There was a group of players — led by Kyrie Irving and Avery Bradley — who questioned if the NBA restart in Orlando would take the spotlight away and slow the momentum of the Black Lives Matter and social justice movements. It’s a legitimately difficult question to answer.
Players struggled with that topic and discussed it amongst themselves. While most will still be going to Orlando for the restart, saying they want to use the league’s platform to spread the social justice message, the decision wasn’t come to lightly.
“It sucks. It sucks, man. It’s terrible timing. But that’s been 2020 for us,” VanVleet said. “We all know the right thing to do is to not play, to take a stand. Morally, yes, that makes sense. But life goes on. We’re all young, Black guys. None of us want to give any money (from their salaries) back. I don’t think that we should. I think that money can be used in a number of different ways. This is not going to end this summer regardless, or over the next couple of months. This issue, racial injustice, social injustice, police brutality, all these things are not ending anytime soon. Our fight is long term. That was part of my decision. But if the league, or more of my guys would have come together and said we didn’t want to play, I would have sat out as well. I wouldn’t have even fought it. I think most of us decided to play. It’s something we’ll have to live with. I trust that my heart’s in the right place and I’m doing enough to make change.”

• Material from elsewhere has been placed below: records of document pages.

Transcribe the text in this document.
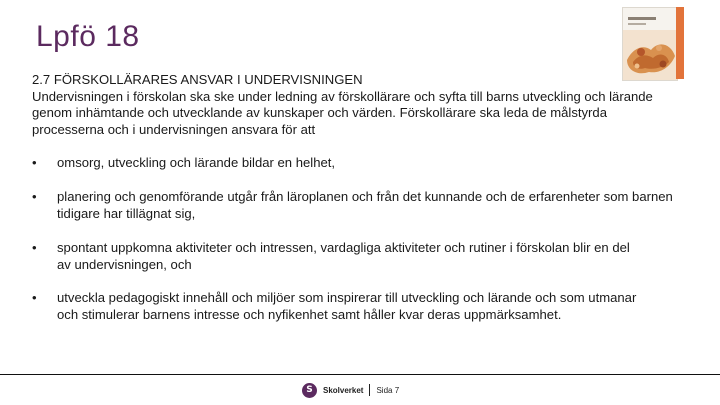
Lpfö 18
2.7 FÖRSKOLLÄRARES ANSVAR I UNDERVISNINGEN
Undervisningen i förskolan ska ske under ledning av förskollärare och syfta till barns utveckling och lärande
genom inhämtande och utvecklande av kunskaper och värden. Förskollärare ska leda de målstyrda
processerna och i undervisningen ansvara för att
•	omsorg, utveckling och lärande bildar en helhet,
•	planering och genomförande utgår från läroplanen och från det kunnande och de erfarenheter som barnen
tidigare har tillägnat sig,
•	spontant uppkomna aktiviteter och intressen, vardagliga aktiviteter och rutiner i förskolan blir en del
av undervisningen, och
•	utveckla pedagogiskt innehåll och miljöer som inspirerar till utveckling och lärande och som utmanar
och stimulerar barnens intresse och nyfikenhet samt håller kvar deras uppmärksamhet.
S Skolverket Sida 7
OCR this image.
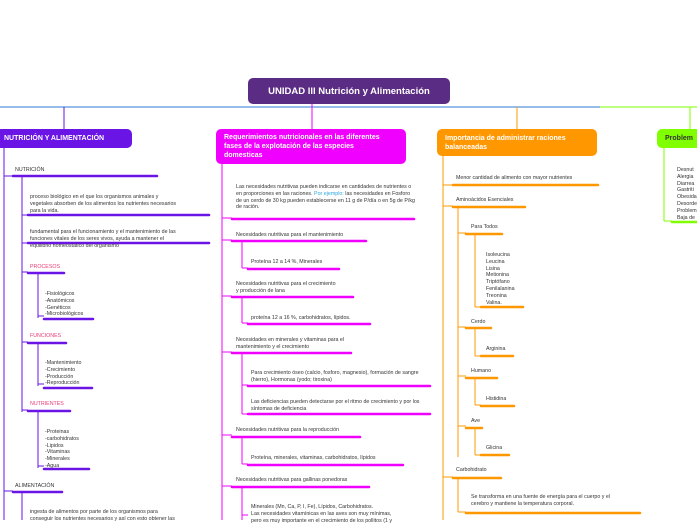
UNIDAD lll Nutrición y Alimentación
NUTRICIÓN Y ALIMENTACIÓN
NUTRICIÓN
proceso biológico en el que los organismos animales y
vegetales absorben de los alimentos los nutrientes necesarios
para la vida.
fundamental para el funcionamiento y el mantenimiento de las
funciones vitales de los seres vivos, ayuda a mantener el
equilibrio homeostático del organismo
PROCESOS
-Fisiológicos
-Anatómicos
-Genéticos
-Microbiológicos
FUNCIONES
-Mantenimiento
-Crecimiento
-Producción
-Reproducción
NUTRIENTES
-Proteinas
-carbohidratos
-Lipidos
-Vitaminas
-Minerales
-Agua
ALIMENTACIÓN
ingesta de alimentos por parte de los organismos para
conseguir los nutrientes necesarios y así con esto obtener las
Requerimientos nutricionales en las diferentes fases de la explotación de las especies domesticas
Las necesidades nutritivas pueden indicarse en cantidades de nutrientes o en proporciones en las raciones. Por ejemplo: las necesidades en Fosforo de un cerdo de 30 kg pueden establecerse en 11 g de P/día o en 5g de P/kg de ración.
Necesidades nutritivas para el mantenimiento
Proteína 12 a 14 %, Minerales
Necesidades nutritivas para el crecimiento y producción de lana
proteína 12 a 16 %, carbohidratos, lípidos.
Necesidades en minerales y vitaminas para el mantenimiento y el crecimiento
Para crecimiento óseo (calcio, fosforo, magnesio), formación de sangre (hierro), Hormonas (yodo; tiroxina)
Las deficiencias pueden detectarse por el ritmo de crecimiento y por los síntomas de deficiencia
Necesidades nutritivas para la reproducción
Proteína, minerales, vitaminas, carbohidratos, lípidos
Necesidades nutritivas para gallinas ponedoras
Minerales (Mn, Ca, P, I, Fe), Lípidos, Carbohidratos.
Las necesidades vitamínicas en las aves son muy mínimas,
pero es muy importante en el crecimiento de los pollitos (1 y
Importancia de administrar raciones balanceadas
Menor cantidad de alimento con mayor nutrientes
Aminoácidos Esenciales
Para Todos
Isoleucina
Leucina
Lisina
Metionina
Triptófano
Fenilalanina
Treonina
Valina.
Cerdo
Arginina
Humano
Histidina
Ave
Glicina
Carbohidrato
Se transforma en una fuente de energía para el cuerpo y el
cerebro y mantiene la temperatura corporal.
Problem
Desnut
Alergia
Diarrea
Gastriti
Obesida
Desorde
Problem
Baja de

That sums up well what other players have said off the record. There was legitimate debate among players about whether using the league’s platform in Orlando to promote social justice or not playing was the right cause. However, when the financial factors were thrown in, players felt they had to go.
As with many decisions the coronavirus has forced upon people, there are no easy answers. NBA players have made their decision, but Fred VanVleet’s words express the conflicted sentiments of many players on this issue.